Œdipe ou l’homme libre qui s’accuse quand il aurait des excuses.
Dans une humanité surdéterminée par les hormomes, les gènes, l’inconscient, la misère, une telle liberté ressemble à un acte de foi.
« L’Œdipe-Roi de Sophocle. Œdipe consent à subir le châtiment de crimes commis inconsciemment : il se sent coupable sans être responsable. — Attitude inverse aujourd'hui : des actes parfaitement conscients (ceux des criminels par exemple) sont considérés comme dictés par l’inconscient (traumas, refoulement, etc.) et leurs auteurs tonus de plus en plus pour irresponsables. A la notion métaphysique de péché originel, c’est-à-dire d’une déchéance mystérieuse qu’il faut assumer sans y avoir participé personnellement, on a substitué des explications psychologiques qui réduisent le mystère du mal au mauvais fonctionnement d’un mécanisme. D’où l’évacuation simultanée de la liberté et de la responsabilité.

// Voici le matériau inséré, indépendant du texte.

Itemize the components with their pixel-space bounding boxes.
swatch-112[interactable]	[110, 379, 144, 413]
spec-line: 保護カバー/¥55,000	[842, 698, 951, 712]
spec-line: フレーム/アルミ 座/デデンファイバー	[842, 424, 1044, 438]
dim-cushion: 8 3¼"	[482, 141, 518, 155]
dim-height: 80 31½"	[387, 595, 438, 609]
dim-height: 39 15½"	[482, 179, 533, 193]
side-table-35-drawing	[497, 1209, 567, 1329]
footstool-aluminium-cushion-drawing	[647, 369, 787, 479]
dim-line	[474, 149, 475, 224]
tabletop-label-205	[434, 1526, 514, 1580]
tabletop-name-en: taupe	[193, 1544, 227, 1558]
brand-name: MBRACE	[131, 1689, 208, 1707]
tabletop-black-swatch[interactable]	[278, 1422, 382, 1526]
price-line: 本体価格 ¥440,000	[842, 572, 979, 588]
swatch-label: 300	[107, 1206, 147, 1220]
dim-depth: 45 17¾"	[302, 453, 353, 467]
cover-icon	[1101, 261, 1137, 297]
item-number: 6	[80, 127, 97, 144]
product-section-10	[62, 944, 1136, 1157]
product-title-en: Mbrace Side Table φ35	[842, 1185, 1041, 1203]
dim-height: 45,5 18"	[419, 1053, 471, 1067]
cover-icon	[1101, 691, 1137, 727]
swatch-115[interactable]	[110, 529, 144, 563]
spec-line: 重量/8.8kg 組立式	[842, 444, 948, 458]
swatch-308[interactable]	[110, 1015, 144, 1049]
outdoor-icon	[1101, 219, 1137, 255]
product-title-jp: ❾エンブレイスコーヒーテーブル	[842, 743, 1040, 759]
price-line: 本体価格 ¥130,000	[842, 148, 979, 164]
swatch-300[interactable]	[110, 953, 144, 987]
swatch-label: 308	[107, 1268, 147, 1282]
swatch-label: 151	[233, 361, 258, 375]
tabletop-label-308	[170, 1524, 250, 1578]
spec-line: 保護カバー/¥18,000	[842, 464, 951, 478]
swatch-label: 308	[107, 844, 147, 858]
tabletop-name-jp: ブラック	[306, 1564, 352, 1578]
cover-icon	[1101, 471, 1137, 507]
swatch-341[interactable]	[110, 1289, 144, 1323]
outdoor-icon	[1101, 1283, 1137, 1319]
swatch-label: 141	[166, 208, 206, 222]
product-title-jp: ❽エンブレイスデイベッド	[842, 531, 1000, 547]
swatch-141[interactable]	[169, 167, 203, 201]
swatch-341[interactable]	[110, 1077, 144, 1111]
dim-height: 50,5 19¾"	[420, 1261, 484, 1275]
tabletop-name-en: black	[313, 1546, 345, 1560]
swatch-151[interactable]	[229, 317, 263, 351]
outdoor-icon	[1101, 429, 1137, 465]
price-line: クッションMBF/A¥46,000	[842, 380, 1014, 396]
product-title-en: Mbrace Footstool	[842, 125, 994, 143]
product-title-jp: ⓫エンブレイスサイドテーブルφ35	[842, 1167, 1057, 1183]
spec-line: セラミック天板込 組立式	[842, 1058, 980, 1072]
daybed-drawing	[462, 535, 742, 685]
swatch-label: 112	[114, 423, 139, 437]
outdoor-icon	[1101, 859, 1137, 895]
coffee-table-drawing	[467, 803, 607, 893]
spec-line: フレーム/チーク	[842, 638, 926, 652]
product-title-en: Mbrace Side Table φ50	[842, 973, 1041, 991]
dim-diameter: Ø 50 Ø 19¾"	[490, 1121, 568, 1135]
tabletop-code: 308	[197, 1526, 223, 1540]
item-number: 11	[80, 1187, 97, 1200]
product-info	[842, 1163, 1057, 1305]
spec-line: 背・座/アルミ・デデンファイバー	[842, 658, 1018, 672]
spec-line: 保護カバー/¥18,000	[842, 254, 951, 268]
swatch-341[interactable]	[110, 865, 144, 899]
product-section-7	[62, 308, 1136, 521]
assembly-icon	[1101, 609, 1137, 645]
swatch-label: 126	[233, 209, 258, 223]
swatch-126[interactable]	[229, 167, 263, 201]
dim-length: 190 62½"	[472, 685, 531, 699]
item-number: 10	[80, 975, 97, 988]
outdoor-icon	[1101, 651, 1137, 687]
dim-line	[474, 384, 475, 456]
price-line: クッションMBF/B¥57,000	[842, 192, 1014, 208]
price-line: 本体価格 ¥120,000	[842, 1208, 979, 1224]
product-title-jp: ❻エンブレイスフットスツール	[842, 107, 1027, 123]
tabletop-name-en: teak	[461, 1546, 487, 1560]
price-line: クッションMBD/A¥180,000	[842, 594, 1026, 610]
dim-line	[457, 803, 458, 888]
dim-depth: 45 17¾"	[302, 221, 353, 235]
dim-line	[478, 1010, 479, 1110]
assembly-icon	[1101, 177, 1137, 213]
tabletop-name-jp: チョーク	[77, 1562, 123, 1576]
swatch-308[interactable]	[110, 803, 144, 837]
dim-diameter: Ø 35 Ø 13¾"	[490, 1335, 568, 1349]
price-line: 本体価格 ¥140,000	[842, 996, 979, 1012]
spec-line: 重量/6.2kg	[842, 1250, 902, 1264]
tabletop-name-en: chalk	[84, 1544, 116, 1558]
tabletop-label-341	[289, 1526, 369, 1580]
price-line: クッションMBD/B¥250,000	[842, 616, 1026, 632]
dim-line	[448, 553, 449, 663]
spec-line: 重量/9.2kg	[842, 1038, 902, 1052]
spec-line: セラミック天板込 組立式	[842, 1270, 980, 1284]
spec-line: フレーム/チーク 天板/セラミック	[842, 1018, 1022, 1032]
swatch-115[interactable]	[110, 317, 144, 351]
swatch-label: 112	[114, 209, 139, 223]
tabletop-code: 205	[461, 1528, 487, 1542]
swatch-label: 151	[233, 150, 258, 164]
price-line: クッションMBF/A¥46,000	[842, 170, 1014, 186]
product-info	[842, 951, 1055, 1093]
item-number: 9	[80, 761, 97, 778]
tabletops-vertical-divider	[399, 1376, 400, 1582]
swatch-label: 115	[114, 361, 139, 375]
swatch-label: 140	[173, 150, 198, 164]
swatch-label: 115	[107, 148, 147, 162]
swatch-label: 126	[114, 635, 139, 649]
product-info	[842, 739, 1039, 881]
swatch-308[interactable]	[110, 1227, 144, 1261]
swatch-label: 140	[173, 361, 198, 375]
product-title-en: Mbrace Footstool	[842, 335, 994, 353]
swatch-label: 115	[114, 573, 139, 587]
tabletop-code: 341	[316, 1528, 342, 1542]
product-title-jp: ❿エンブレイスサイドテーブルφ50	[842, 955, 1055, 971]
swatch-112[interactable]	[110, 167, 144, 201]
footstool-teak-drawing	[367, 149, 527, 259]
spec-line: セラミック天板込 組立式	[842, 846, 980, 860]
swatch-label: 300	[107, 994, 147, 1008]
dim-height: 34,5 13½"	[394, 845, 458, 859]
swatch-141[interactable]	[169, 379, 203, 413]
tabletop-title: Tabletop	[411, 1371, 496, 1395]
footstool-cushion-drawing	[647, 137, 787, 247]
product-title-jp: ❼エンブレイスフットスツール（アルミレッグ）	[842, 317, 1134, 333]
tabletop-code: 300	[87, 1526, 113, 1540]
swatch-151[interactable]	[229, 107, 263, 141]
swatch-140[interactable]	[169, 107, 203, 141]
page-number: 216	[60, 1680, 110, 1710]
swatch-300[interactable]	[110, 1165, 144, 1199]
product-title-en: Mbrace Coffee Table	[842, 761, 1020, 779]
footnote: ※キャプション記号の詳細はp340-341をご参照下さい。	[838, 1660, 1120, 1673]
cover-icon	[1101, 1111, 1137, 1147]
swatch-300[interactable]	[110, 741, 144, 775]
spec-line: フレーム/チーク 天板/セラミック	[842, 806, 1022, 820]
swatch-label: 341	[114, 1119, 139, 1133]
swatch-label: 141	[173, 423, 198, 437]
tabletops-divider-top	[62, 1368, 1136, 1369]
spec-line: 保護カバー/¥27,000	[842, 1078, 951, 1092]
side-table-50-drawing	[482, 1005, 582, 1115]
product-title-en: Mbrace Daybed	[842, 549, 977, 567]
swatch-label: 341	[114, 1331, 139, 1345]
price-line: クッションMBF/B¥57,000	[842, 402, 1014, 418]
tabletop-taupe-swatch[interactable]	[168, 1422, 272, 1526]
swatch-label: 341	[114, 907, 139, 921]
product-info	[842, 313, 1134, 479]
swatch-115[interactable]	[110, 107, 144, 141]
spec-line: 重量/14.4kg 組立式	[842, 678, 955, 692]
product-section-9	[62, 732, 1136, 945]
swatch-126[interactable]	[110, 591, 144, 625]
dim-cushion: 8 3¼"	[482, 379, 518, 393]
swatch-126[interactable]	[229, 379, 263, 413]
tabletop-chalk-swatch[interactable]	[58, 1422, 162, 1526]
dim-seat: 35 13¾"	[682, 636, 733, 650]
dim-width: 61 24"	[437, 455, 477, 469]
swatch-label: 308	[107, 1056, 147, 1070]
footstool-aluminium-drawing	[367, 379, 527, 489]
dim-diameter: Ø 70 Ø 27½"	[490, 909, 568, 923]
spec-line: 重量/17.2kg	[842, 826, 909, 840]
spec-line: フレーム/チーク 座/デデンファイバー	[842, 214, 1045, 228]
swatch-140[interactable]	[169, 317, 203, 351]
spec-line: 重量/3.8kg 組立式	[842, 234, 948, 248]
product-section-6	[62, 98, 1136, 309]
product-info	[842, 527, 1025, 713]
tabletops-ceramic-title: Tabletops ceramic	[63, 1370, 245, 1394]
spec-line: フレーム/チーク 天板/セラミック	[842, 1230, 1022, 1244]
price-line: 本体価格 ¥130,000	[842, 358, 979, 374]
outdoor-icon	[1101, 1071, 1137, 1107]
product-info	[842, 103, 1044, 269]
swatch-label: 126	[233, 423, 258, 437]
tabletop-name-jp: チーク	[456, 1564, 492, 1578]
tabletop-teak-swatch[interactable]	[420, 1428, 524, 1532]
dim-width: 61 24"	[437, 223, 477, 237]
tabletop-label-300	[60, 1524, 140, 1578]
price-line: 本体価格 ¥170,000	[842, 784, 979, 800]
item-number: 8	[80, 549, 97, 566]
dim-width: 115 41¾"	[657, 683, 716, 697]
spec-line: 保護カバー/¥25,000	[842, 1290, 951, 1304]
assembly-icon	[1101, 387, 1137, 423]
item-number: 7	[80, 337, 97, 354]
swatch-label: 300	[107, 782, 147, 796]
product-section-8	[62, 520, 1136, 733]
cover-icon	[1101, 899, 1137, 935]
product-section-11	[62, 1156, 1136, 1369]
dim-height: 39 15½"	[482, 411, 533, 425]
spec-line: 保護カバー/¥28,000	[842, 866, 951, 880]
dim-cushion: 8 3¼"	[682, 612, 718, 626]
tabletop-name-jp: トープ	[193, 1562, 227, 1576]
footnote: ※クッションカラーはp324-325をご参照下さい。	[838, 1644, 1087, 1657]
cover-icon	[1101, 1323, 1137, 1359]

Et, chose étrange, en même temps qu’on nie liberté et responsabilité, on prêche la libération effrénée de toutes les pulsions, de tous les désirs, on vit sous le signe du « pourquoi pas ?» — Ce qui est logique puisque aucun Dieu ne fixe plus à l’homme de limite ni de but. De sorte que la liberté revendiquée se résout, non plus dans l’obéissance à une volonté supérieure, mais dans l’abandon servile à tous les déterminismes intérieurs et extérieurs. Glaciale ironie : tout est permis à l’homme-dieu réduit à l’homme-machine : du même geste, on le délivre de tous ses liens et on l’ampute de son libre arbitre...
Jusqu’au jour où la libération de la petite mécanique individuelle trouble sérieusement le fonctionnement de la grande mécanique sociale. Alors, celle-ci, prise en main par des techniciens du pouvoir, imposera sans appel l’ordre nécessaire à sa survie, et la prothèse, suprême recours contre le pourrissement, tiendra lieu d’hygiène et de médecine.»